Easier for Them to Get Into Grad School

NO WRITER ATTRIBUTED

Students should avoid pre-professionalism if they want to pursue postgraduate study, a panel of University graduate school officials told 40 freshman last night in the Science Center.

But the panel members, representing the Law, Business, Medical, and Graduate School of Arts and Sciences, also said that they accept a higher number of students from Harvard College than from any other school during the career information program sponsored by the Office of Career Services.

The Law School encourages students to seek a broad liberal arts education, said David Smith, vice-dean of the Harvard Law School, who recommended that future lawyers should watch "Hill Street Blues."

"It's more important to have read John Updike and Norman Mailer than to have taken a course in constitutional law," Smith said.

Harvard students have a 12 percent chance of being accepted into Harvard Medical School, compared to 8 to 9 percent for other competitive colleges and 6 to 7 percent for non-competitive schools, said Gerald Foster, director of admissions at the Medical School.

This advantage is not by any design of the admissions committee, but because Harvard students are "just awfully good," Foster said.

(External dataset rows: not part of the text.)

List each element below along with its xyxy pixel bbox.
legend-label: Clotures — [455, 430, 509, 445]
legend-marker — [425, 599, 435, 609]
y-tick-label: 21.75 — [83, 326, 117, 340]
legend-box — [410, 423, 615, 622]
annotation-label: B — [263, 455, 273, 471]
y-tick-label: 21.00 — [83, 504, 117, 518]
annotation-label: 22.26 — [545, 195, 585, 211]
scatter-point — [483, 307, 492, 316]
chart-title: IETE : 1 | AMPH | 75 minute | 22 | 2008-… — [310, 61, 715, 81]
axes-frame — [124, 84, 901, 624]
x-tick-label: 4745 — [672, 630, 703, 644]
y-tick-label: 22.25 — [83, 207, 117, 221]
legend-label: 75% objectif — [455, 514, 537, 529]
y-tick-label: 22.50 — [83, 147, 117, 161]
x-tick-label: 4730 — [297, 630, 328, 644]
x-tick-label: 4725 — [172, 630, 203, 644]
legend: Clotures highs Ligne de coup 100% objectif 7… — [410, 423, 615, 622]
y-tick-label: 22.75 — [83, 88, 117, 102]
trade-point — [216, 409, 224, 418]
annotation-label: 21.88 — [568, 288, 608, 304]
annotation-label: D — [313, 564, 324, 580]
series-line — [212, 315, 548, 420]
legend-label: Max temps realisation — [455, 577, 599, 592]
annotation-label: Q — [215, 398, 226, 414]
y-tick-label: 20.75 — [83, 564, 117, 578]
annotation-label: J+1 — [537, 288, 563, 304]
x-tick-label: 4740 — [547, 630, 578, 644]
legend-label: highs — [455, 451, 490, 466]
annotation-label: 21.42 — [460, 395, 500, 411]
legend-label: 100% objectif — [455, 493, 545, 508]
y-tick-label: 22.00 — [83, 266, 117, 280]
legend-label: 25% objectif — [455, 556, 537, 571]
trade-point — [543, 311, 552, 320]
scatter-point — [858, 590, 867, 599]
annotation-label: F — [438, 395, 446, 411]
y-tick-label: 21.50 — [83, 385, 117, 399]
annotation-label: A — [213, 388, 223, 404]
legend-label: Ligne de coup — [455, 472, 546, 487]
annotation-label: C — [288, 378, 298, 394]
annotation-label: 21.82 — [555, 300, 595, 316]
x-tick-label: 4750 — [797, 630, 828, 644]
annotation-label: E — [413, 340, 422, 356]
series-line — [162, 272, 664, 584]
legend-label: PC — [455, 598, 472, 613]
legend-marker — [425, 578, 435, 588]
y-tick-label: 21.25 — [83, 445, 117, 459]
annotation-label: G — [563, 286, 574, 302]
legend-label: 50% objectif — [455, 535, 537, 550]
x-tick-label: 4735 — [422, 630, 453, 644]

Laura G. Fisher, director of admissions at the Business school said that the school's admissions policy is very similar to undergraduate admissions, and so Harvard graduates make up the largest representative group in the accepted pool. Although six college seniors were accepted last year, the B School encourages most applicants to seek experience out of academia after graduation.

Dean of the Graduate School of Arts and Sciences Sally Falk Moore said that one-third of Harvard's professors will retire in the next 10 years and open the doors wide for today's students aspiring to academia. These opportunities are prompting many students in the school's 48 programs to study quickly, she said.